Nothing makes me cringe more than when a student sends me a “cookie cutter” essay.

No, this is not an essay written about the act of baking cookies (though admittedly I have seen some of those from students in the past, and boy were they fun to read!). Rather, these are the essays that I have seen time and time again.

You know, the “I went on a mission trip and it changed my life” stories. Or the “I failed a test but studied hard and ended up acing the class” examples.

Many of my students come to me with these ideas simply because they feel it’s what they have to write about in an essay. They’ve heard the stories about admissions counselors who penalize applicants because their essays don’t explicitly show how the student will contribute to the school by reiterating their strong grades or extracurricular activities. And while the ultimate goal of the essay is to do just that—show these colleges how you will strengthen their overall community—there are so many ways you can do this that go beyond the traditional cookie-cutter topic!

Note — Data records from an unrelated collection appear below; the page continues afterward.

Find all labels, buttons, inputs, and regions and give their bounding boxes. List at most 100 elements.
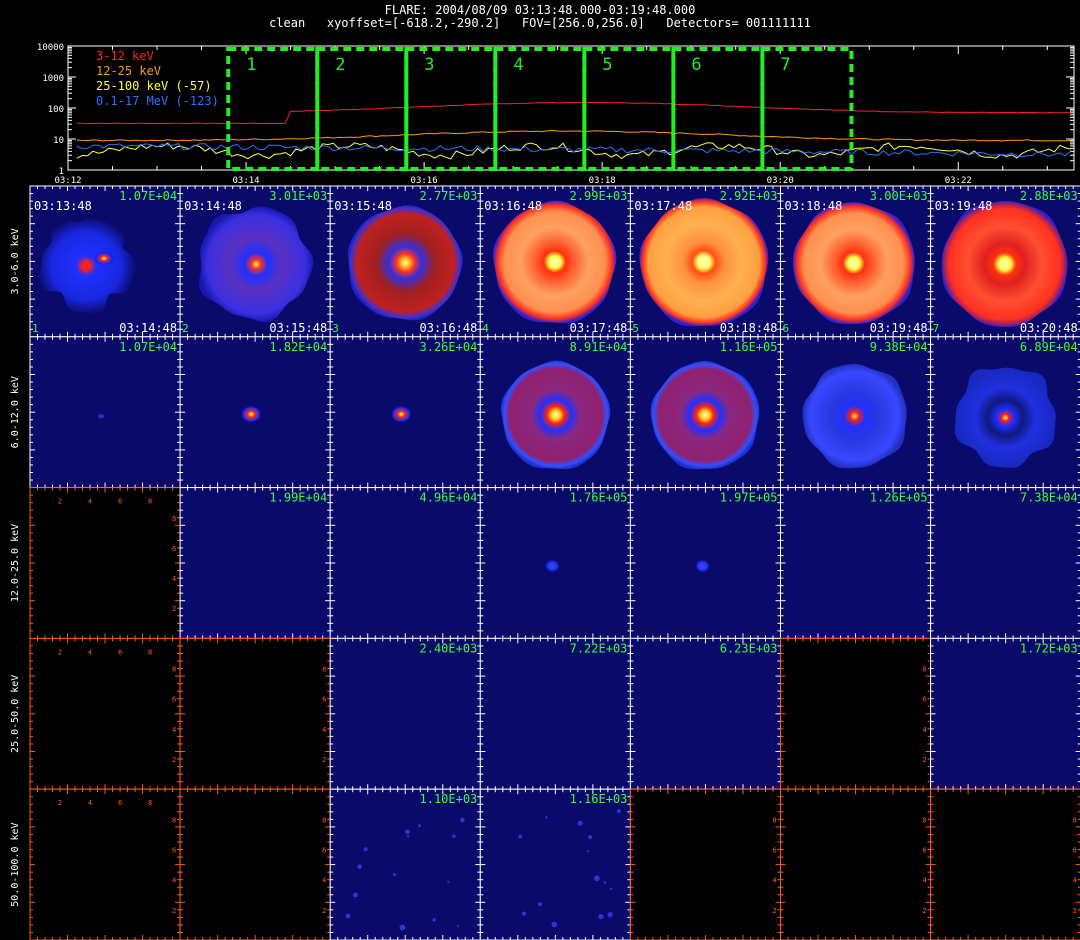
speckle — [363, 847, 368, 852]
speckle — [594, 875, 600, 882]
cell-max-value: 1.16E+03 — [570, 792, 628, 806]
y-tick-label: 10 — [53, 136, 64, 146]
cell-end-time: 03:20:48 — [1020, 321, 1078, 335]
cell-end-time: 03:17:48 — [570, 321, 628, 335]
legend-entry: 25-100 keV (-57) — [96, 79, 212, 93]
x-tick-label: 03:14 — [233, 176, 260, 186]
empty-axis-label: 2 — [172, 907, 176, 915]
speckle — [406, 834, 410, 838]
cell-max-value: 2.77E+03 — [420, 189, 478, 203]
empty-axis-label: 4 — [88, 648, 92, 656]
empty-axis-label: 6 — [172, 847, 176, 855]
speckle — [603, 881, 607, 884]
empty-axis-label: 8 — [148, 498, 152, 506]
empty-axis-label: 4 — [172, 575, 176, 583]
cell-background — [30, 336, 181, 488]
empty-axis-label: 8 — [772, 816, 776, 824]
speckle — [460, 817, 465, 823]
cell-max-value: 3.01E+03 — [269, 189, 327, 203]
x-tick-label: 03:12 — [54, 176, 81, 186]
image-cell: 6.23E+03 — [629, 637, 782, 790]
speckle — [551, 921, 558, 928]
cell-background — [30, 789, 181, 940]
empty-axis-label: 6 — [118, 799, 122, 807]
cell-max-value: 9.38E+04 — [870, 340, 928, 354]
light-curve-plot: 10000 1000 100 10 1 03:12 03:14 03:16 03:18 03:20… — [37, 43, 1075, 186]
image-cell: 2.88E+03 03:19:48 03:20:48 7 — [930, 185, 1080, 338]
image-cell: 1.07E+04 — [29, 336, 181, 489]
legend-entry: 0.1-17 MeV (-123) — [96, 94, 219, 108]
speckle — [405, 829, 410, 835]
empty-axis-label: 4 — [772, 877, 776, 885]
speckle — [522, 911, 526, 916]
cell-max-value: 1.07E+04 — [119, 189, 177, 203]
cell-background — [30, 638, 181, 790]
image-cell: 1.76E+05 — [479, 487, 631, 639]
image-cell: 1.97E+05 — [629, 487, 782, 639]
interval-label: 3 — [424, 55, 434, 75]
cell-background — [180, 638, 331, 790]
interval-label: 1 — [246, 55, 256, 75]
image-cell: 1.72E+03 — [930, 637, 1080, 790]
speckle — [609, 887, 613, 890]
image-cell: 3.26E+04 — [329, 336, 481, 489]
cell-background — [330, 487, 481, 639]
speckle — [538, 902, 542, 907]
image-cell: 2.77E+03 03:15:48 03:16:48 3 — [329, 185, 481, 338]
x-tick-label: 03:18 — [589, 176, 616, 186]
source-image — [390, 405, 413, 424]
cell-max-value: 2.88E+03 — [1020, 189, 1078, 203]
empty-axis-label: 6 — [118, 498, 122, 506]
image-cell: 8.91E+04 — [479, 336, 631, 489]
empty-axis-label: 6 — [922, 696, 926, 704]
speckle — [588, 835, 593, 840]
empty-axis-label: 6 — [322, 696, 326, 704]
cell-background — [630, 638, 781, 790]
cell-max-value: 1.07E+04 — [119, 340, 177, 354]
image-cell: 1.16E+05 — [629, 336, 782, 489]
image-cell: 2 4 6 8 — [179, 788, 331, 940]
empty-axis-label: 2 — [1073, 907, 1077, 915]
empty-axis-label: 8 — [1073, 816, 1077, 824]
empty-axis-label: 6 — [118, 648, 122, 656]
cell-max-value: 7.38E+04 — [1020, 491, 1078, 505]
image-cell: 1.82E+04 — [179, 336, 331, 489]
empty-axis-label: 8 — [922, 666, 926, 674]
image-cell: 7.38E+04 — [930, 487, 1080, 639]
cell-max-value: 1.72E+03 — [1020, 641, 1078, 655]
cell-max-value: 4.96E+04 — [420, 491, 478, 505]
image-cell: 2 4 6 8 — [629, 788, 782, 940]
legend-entry: 12-25 keV — [96, 64, 161, 78]
cell-interval-number: 2 — [182, 322, 189, 335]
cell-background — [30, 487, 181, 639]
x-tick-label: 03:22 — [945, 176, 972, 186]
source-image — [544, 559, 561, 573]
cell-start-time: 03:15:48 — [334, 199, 392, 213]
empty-axis-label: 2 — [922, 756, 926, 764]
empty-axis-label: 6 — [172, 696, 176, 704]
cell-max-value: 1.10E+03 — [420, 792, 478, 806]
cell-end-time: 03:15:48 — [269, 321, 327, 335]
cell-max-value: 8.91E+04 — [570, 340, 628, 354]
image-cell: 2 4 6 8 — [930, 788, 1080, 940]
row-energy-label: 25.0-50.0 keV — [10, 675, 21, 753]
image-cell: 2.40E+03 — [329, 637, 481, 790]
cell-start-time: 03:17:48 — [634, 199, 692, 213]
empty-axis-label: 2 — [58, 498, 62, 506]
cell-background — [780, 789, 931, 940]
empty-axis-label: 4 — [322, 726, 326, 734]
cell-start-time: 03:14:48 — [184, 199, 242, 213]
image-cell: 2 4 6 8 2 4 6 8 — [29, 487, 181, 639]
empty-axis-label: 4 — [322, 877, 326, 885]
image-cell: 1.16E+03 — [479, 788, 631, 940]
empty-axis-label: 8 — [922, 816, 926, 824]
cell-start-time: 03:19:48 — [935, 199, 993, 213]
empty-axis-label: 8 — [172, 666, 176, 674]
image-cell: 1.07E+04 03:13:48 03:14:48 1 — [29, 185, 181, 338]
cell-interval-number: 1 — [32, 322, 39, 335]
row-energy-label: 3.0-6.0 keV — [10, 228, 21, 294]
image-grid: 10000 1000 100 10 1 03:12 03:14 03:16 03:18 03:20… — [10, 43, 1080, 940]
cell-background — [480, 638, 631, 790]
interval-label: 6 — [691, 55, 701, 75]
source-peak — [94, 251, 115, 266]
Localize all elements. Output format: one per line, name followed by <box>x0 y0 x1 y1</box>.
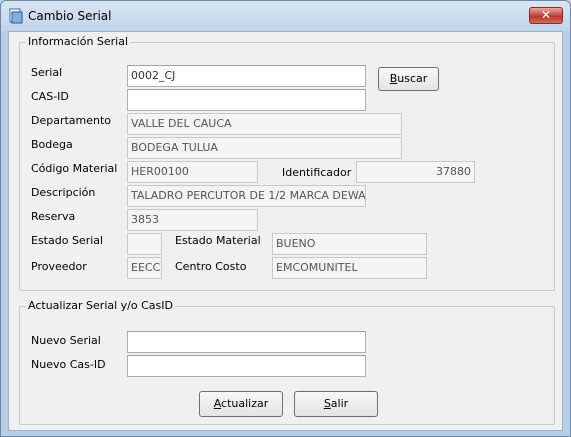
dialog-body: Información Serial Serial 0002_CJ Buscar… <box>8 31 563 431</box>
reserva-label: Reserva <box>31 210 76 223</box>
cambio-serial-window: Cambio Serial ✕ Información Serial Seria… <box>0 0 571 437</box>
actualizar-button[interactable]: Actualizar <box>199 391 283 417</box>
actualizar-serial-group: Actualizar Serial y/o CasID Nuevo Serial… <box>19 299 555 425</box>
casid-label: CAS-ID <box>31 90 69 103</box>
app-icon <box>9 8 23 24</box>
bodega-label: Bodega <box>31 138 73 151</box>
centro-costo-label: Centro Costo <box>175 260 247 273</box>
salir-button[interactable]: Salir <box>294 391 378 417</box>
identificador-field: 37880 <box>356 161 475 183</box>
casid-input[interactable] <box>127 89 366 111</box>
informacion-serial-group: Información Serial Serial 0002_CJ Buscar… <box>19 35 555 291</box>
identificador-label: Identificador <box>282 166 352 179</box>
close-icon: ✕ <box>540 8 552 22</box>
nuevo-serial-input[interactable] <box>127 331 366 353</box>
estado-serial-label: Estado Serial <box>31 234 104 247</box>
descripcion-field: TALADRO PERCUTOR DE 1/2 MARCA DEWA <box>127 185 366 207</box>
descripcion-label: Descripción <box>31 186 96 199</box>
estado-material-label: Estado Material <box>175 234 261 247</box>
window-title: Cambio Serial <box>28 9 112 23</box>
serial-input[interactable]: 0002_CJ <box>127 65 366 87</box>
group-legend: Información Serial <box>26 35 131 48</box>
departamento-field: VALLE DEL CAUCA <box>127 113 402 135</box>
codigo-material-label: Código Material <box>31 162 118 175</box>
proveedor-label: Proveedor <box>31 260 87 273</box>
group-legend: Actualizar Serial y/o CasID <box>26 299 175 312</box>
nuevo-casid-label: Nuevo Cas-ID <box>31 358 106 371</box>
estado-serial-field <box>127 233 162 255</box>
reserva-field: 3853 <box>127 209 258 231</box>
serial-label: Serial <box>31 66 63 79</box>
proveedor-field: EECC <box>127 257 162 279</box>
title-bar[interactable]: Cambio Serial ✕ <box>1 1 570 31</box>
departamento-label: Departamento <box>31 114 112 127</box>
bodega-field: BODEGA TULUA <box>127 137 402 159</box>
close-button[interactable]: ✕ <box>529 7 563 24</box>
nuevo-casid-input[interactable] <box>127 355 366 377</box>
nuevo-serial-label: Nuevo Serial <box>31 334 101 347</box>
centro-costo-field: EMCOMUNITEL <box>272 257 427 279</box>
codigo-material-field: HER00100 <box>127 161 258 183</box>
estado-material-field: BUENO <box>272 233 427 255</box>
buscar-button[interactable]: Buscar <box>378 67 439 91</box>
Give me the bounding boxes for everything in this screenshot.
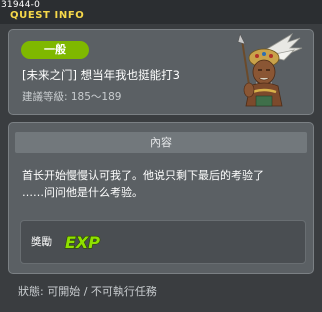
quest-description-line-1: 首长开始慢慢认可我了。他说只剩下最后的考验了	[22, 169, 264, 182]
reward-box: 獎勵 EXP	[20, 220, 306, 264]
quest-name: [未来之门] 想当年我也挺能打3	[22, 68, 180, 82]
npc-tribal-chief-portrait	[222, 30, 304, 110]
quest-info-window: 31944-0 QUEST INFO 一般 [未来之门] 想当年我也挺能打3 建…	[0, 0, 322, 312]
quest-content-panel: 內容 首长开始慢慢认可我了。他说只剩下最后的考验了 ……问问他是什么考验。 獎勵…	[8, 122, 314, 274]
quest-status: 狀態: 可開始 / 不可執行任務	[18, 285, 157, 298]
quest-level-requirement: 建議等級: 185～189	[22, 91, 122, 103]
content-header: 內容	[15, 132, 307, 153]
title-bar[interactable]: 31944-0 QUEST INFO	[0, 0, 322, 24]
window-title: QUEST INFO	[10, 10, 85, 21]
reward-label: 獎勵	[31, 236, 52, 248]
quest-id: 31944-0	[1, 0, 41, 10]
quest-category-badge: 一般	[21, 41, 89, 59]
exp-reward-text: EXP	[65, 233, 100, 252]
exp-reward-icon[interactable]: EXP	[63, 231, 107, 257]
quest-description-line-2: ……问问他是什么考验。	[22, 186, 143, 199]
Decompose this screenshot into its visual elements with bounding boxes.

One of my favorite things to do with students is help them brainstorm for their essays. There’s nothing quite like peeling back the layers and learning more about what makes each individual unique.

Reader be warned: if you come to me during a brainstorming meeting and tell me you have a cookie cutter essay, the only way I’ll let you write about that topic is if it’s about actual cookie cutters and you have some crazy analogy for what they say about you as a person.